Eduardo Sandoval-Álamos (Universidad Tecnológica Metropolitana, Chile) investigates the effect of the announcement of military intervention in Ukraine on the performance of 23 countries with developed stock markets and its respective relationship with the economic growth of the year 2022. The author contrasts four models, with the Fama & French five-factor time-varying model with hetero-elastic residuals being the best one. The results indicate that those global investors who opportunistically sheltered in the Norwegian and US stock markets and liquidated positions in the Hong Kong stock market achieved superior stock market performance in economies with positive and negative economic growth respectively.

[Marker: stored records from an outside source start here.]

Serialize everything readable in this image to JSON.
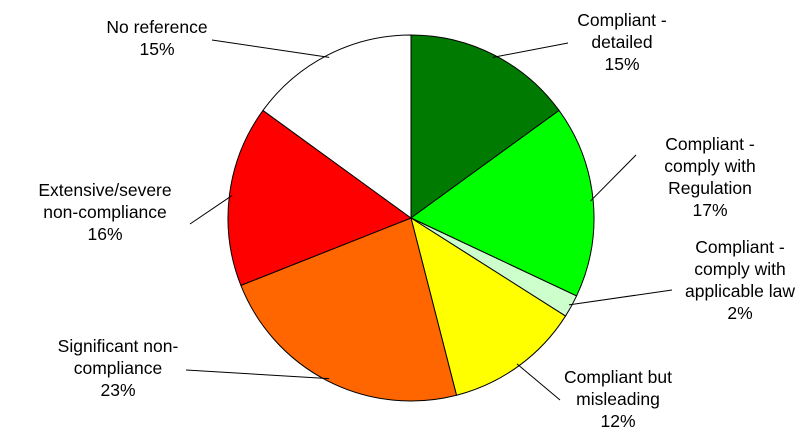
{
  "chart_data": {
    "type": "pie",
    "title": "",
    "start_angle_deg": 0,
    "direction": "clockwise",
    "slices": [
      {
        "lines": [
          "Compliant -",
          "detailed"
        ],
        "value": 15,
        "display": "15%",
        "color": "#007A00"
      },
      {
        "lines": [
          "Compliant -",
          "comply with",
          "Regulation"
        ],
        "value": 17,
        "display": "17%",
        "color": "#00FF00"
      },
      {
        "lines": [
          "Compliant -",
          "comply with",
          "applicable law"
        ],
        "value": 2,
        "display": "2%",
        "color": "#CCFFCC"
      },
      {
        "lines": [
          "Compliant but",
          "misleading"
        ],
        "value": 12,
        "display": "12%",
        "color": "#FFFF00"
      },
      {
        "lines": [
          "Significant non-",
          "compliance"
        ],
        "value": 23,
        "display": "23%",
        "color": "#FF6600"
      },
      {
        "lines": [
          "Extensive/severe",
          "non-compliance"
        ],
        "value": 16,
        "display": "16%",
        "color": "#FF0000"
      },
      {
        "lines": [
          "No reference"
        ],
        "value": 15,
        "display": "15%",
        "color": "#FFFFFF"
      }
    ]
  }
}
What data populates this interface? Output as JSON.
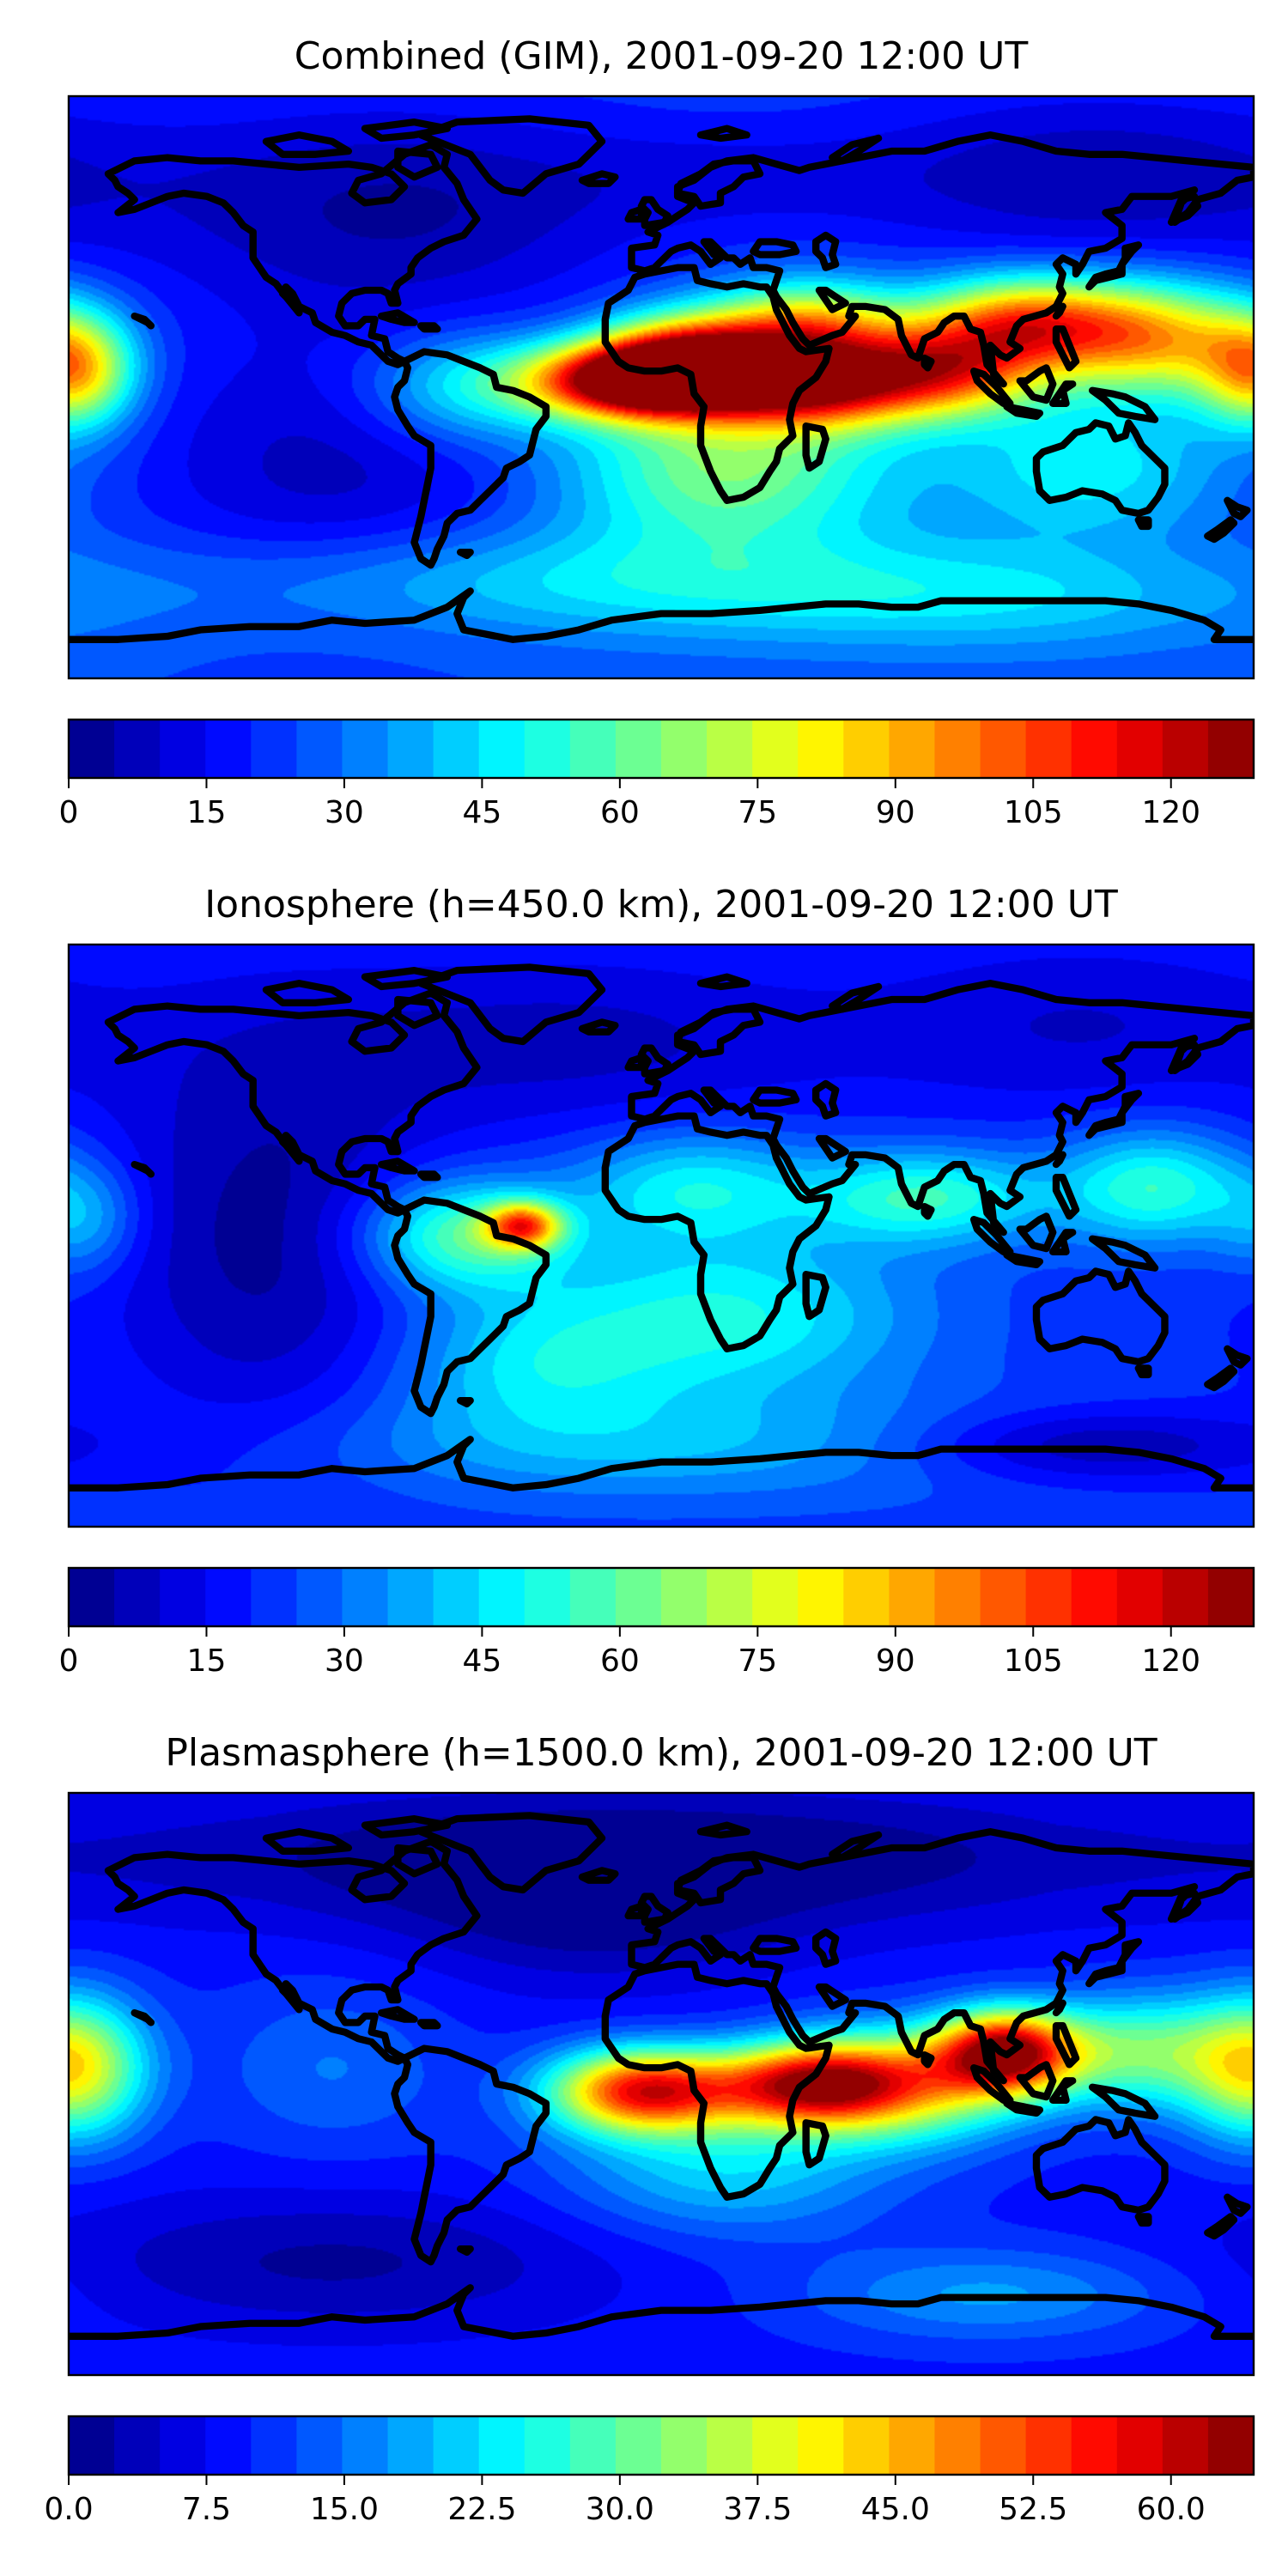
{
  "figure": {
    "panels": [
      {
        "id": "combined",
        "title": "Combined (GIM), 2001-09-20 12:00 UT",
        "colorbar": {
          "min": 0,
          "max": 129,
          "levels": 26,
          "ticks": [
            0,
            15,
            30,
            45,
            60,
            75,
            90,
            105,
            120
          ],
          "tick_labels": [
            "0",
            "15",
            "30",
            "45",
            "60",
            "75",
            "90",
            "105",
            "120"
          ]
        },
        "background_value": 25,
        "blobs": [
          {
            "lon": -80,
            "lat": 55,
            "value": 5,
            "sx": 55,
            "sy": 25
          },
          {
            "lon": -100,
            "lat": -25,
            "value": 8,
            "sx": 45,
            "sy": 30
          },
          {
            "lon": 130,
            "lat": 65,
            "value": 6,
            "sx": 55,
            "sy": 20
          },
          {
            "lon": 20,
            "lat": 65,
            "value": 18,
            "sx": 40,
            "sy": 12
          },
          {
            "lon": -175,
            "lat": 5,
            "value": 60,
            "sx": 12,
            "sy": 12
          },
          {
            "lon": 178,
            "lat": 5,
            "value": 55,
            "sx": 12,
            "sy": 12
          },
          {
            "lon": -60,
            "lat": 0,
            "value": 52,
            "sx": 22,
            "sy": 12
          },
          {
            "lon": -10,
            "lat": 2,
            "value": 125,
            "sx": 22,
            "sy": 8
          },
          {
            "lon": 10,
            "lat": 8,
            "value": 115,
            "sx": 20,
            "sy": 10
          },
          {
            "lon": 45,
            "lat": 0,
            "value": 100,
            "sx": 22,
            "sy": 9
          },
          {
            "lon": 45,
            "lat": 18,
            "value": 85,
            "sx": 20,
            "sy": 10
          },
          {
            "lon": 85,
            "lat": 5,
            "value": 95,
            "sx": 22,
            "sy": 10
          },
          {
            "lon": 110,
            "lat": 20,
            "value": 95,
            "sx": 22,
            "sy": 10
          },
          {
            "lon": 150,
            "lat": 15,
            "value": 85,
            "sx": 22,
            "sy": 12
          },
          {
            "lon": 20,
            "lat": -25,
            "value": 65,
            "sx": 35,
            "sy": 18
          },
          {
            "lon": 130,
            "lat": -25,
            "value": 48,
            "sx": 30,
            "sy": 15
          },
          {
            "lon": -30,
            "lat": -60,
            "value": 45,
            "sx": 80,
            "sy": 12
          },
          {
            "lon": 100,
            "lat": -65,
            "value": 42,
            "sx": 60,
            "sy": 12
          }
        ]
      },
      {
        "id": "ionosphere",
        "title": "Ionosphere  (h=450.0 km), 2001-09-20 12:00 UT",
        "colorbar": {
          "min": 0,
          "max": 129,
          "levels": 26,
          "ticks": [
            0,
            15,
            30,
            45,
            60,
            75,
            90,
            105,
            120
          ],
          "tick_labels": [
            "0",
            "15",
            "30",
            "45",
            "60",
            "75",
            "90",
            "105",
            "120"
          ]
        },
        "background_value": 22,
        "blobs": [
          {
            "lon": -120,
            "lat": 0,
            "value": 3,
            "sx": 35,
            "sy": 45
          },
          {
            "lon": -30,
            "lat": 60,
            "value": 8,
            "sx": 60,
            "sy": 20
          },
          {
            "lon": 130,
            "lat": 65,
            "value": 10,
            "sx": 50,
            "sy": 20
          },
          {
            "lon": -60,
            "lat": 0,
            "value": 62,
            "sx": 22,
            "sy": 12
          },
          {
            "lon": -42,
            "lat": 3,
            "value": 85,
            "sx": 8,
            "sy": 5
          },
          {
            "lon": 10,
            "lat": 15,
            "value": 48,
            "sx": 25,
            "sy": 12
          },
          {
            "lon": 80,
            "lat": 12,
            "value": 55,
            "sx": 25,
            "sy": 10
          },
          {
            "lon": 150,
            "lat": 15,
            "value": 55,
            "sx": 20,
            "sy": 12
          },
          {
            "lon": -175,
            "lat": 5,
            "value": 40,
            "sx": 12,
            "sy": 12
          },
          {
            "lon": 20,
            "lat": -25,
            "value": 50,
            "sx": 40,
            "sy": 18
          },
          {
            "lon": -40,
            "lat": -40,
            "value": 42,
            "sx": 30,
            "sy": 15
          },
          {
            "lon": 130,
            "lat": -65,
            "value": 3,
            "sx": 40,
            "sy": 8
          },
          {
            "lon": 0,
            "lat": -65,
            "value": 38,
            "sx": 80,
            "sy": 12
          }
        ]
      },
      {
        "id": "plasmasphere",
        "title": "Plasmasphere (h=1500.0 km), 2001-09-20 12:00 UT",
        "colorbar": {
          "min": 0,
          "max": 64.5,
          "levels": 26,
          "ticks": [
            0,
            7.5,
            15,
            22.5,
            30,
            37.5,
            45,
            52.5,
            60
          ],
          "tick_labels": [
            "0.0",
            "7.5",
            "15.0",
            "22.5",
            "30.0",
            "37.5",
            "45.0",
            "52.5",
            "60.0"
          ]
        },
        "background_value": 9,
        "blobs": [
          {
            "lon": -60,
            "lat": 70,
            "value": 2,
            "sx": 80,
            "sy": 15
          },
          {
            "lon": 60,
            "lat": 70,
            "value": 3,
            "sx": 80,
            "sy": 15
          },
          {
            "lon": -100,
            "lat": -55,
            "value": 2,
            "sx": 60,
            "sy": 15
          },
          {
            "lon": -175,
            "lat": 5,
            "value": 25,
            "sx": 15,
            "sy": 15
          },
          {
            "lon": 178,
            "lat": 5,
            "value": 25,
            "sx": 15,
            "sy": 15
          },
          {
            "lon": -100,
            "lat": 5,
            "value": 15,
            "sx": 25,
            "sy": 18
          },
          {
            "lon": -5,
            "lat": -2,
            "value": 55,
            "sx": 20,
            "sy": 9
          },
          {
            "lon": 45,
            "lat": 0,
            "value": 50,
            "sx": 20,
            "sy": 9
          },
          {
            "lon": 105,
            "lat": 10,
            "value": 58,
            "sx": 15,
            "sy": 9
          },
          {
            "lon": 75,
            "lat": 0,
            "value": 38,
            "sx": 25,
            "sy": 12
          },
          {
            "lon": 145,
            "lat": 10,
            "value": 30,
            "sx": 20,
            "sy": 12
          },
          {
            "lon": 20,
            "lat": -25,
            "value": 22,
            "sx": 35,
            "sy": 15
          },
          {
            "lon": 100,
            "lat": -65,
            "value": 18,
            "sx": 40,
            "sy": 10
          },
          {
            "lon": -20,
            "lat": 50,
            "value": 3,
            "sx": 40,
            "sy": 15
          }
        ]
      }
    ],
    "colormap": "jet",
    "map_extent": {
      "lon": [
        -180,
        180
      ],
      "lat": [
        -90,
        90
      ]
    }
  }
}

In the last paper, Arthur Tavares de Sena, Aline Moura Costa da Silva, Cintia de Melo de Albuquerque Ribeiro (Universidade Federal Fluminense - UFF, Brazil), and Anna Paola Fernandes Freire (Universidade Federal da Paraíba - UFPB, Brazil) analyze the contribution of Russian stock market risk to Brazilian stock market risk and Brazilian agribusiness sector risk, considering the Russia-Ukraine war. The main results indicate that there was a decrease in the risk contribution of the Russian stock market to the Brazilian stock market, and an increase in the risk contribution of the Russian market to the risk of the Brazilian agribusiness sector, but not to a statistically significant degree. Although Brazil depends on some inputs (agro) from the Russian market, it is a global exporter of agricultural products. Given this and the results found, it is suggested that even with the high production costs, Brazil managed to supply the demand suppressed by the war, stabilizing the negative impacts on its economy.
I would once again like to thank all those who have made this journal possible: members of the Advisory Board, the Editorial Board, Editors and Associate Editors, assessors, authors, and last but not least, the readers.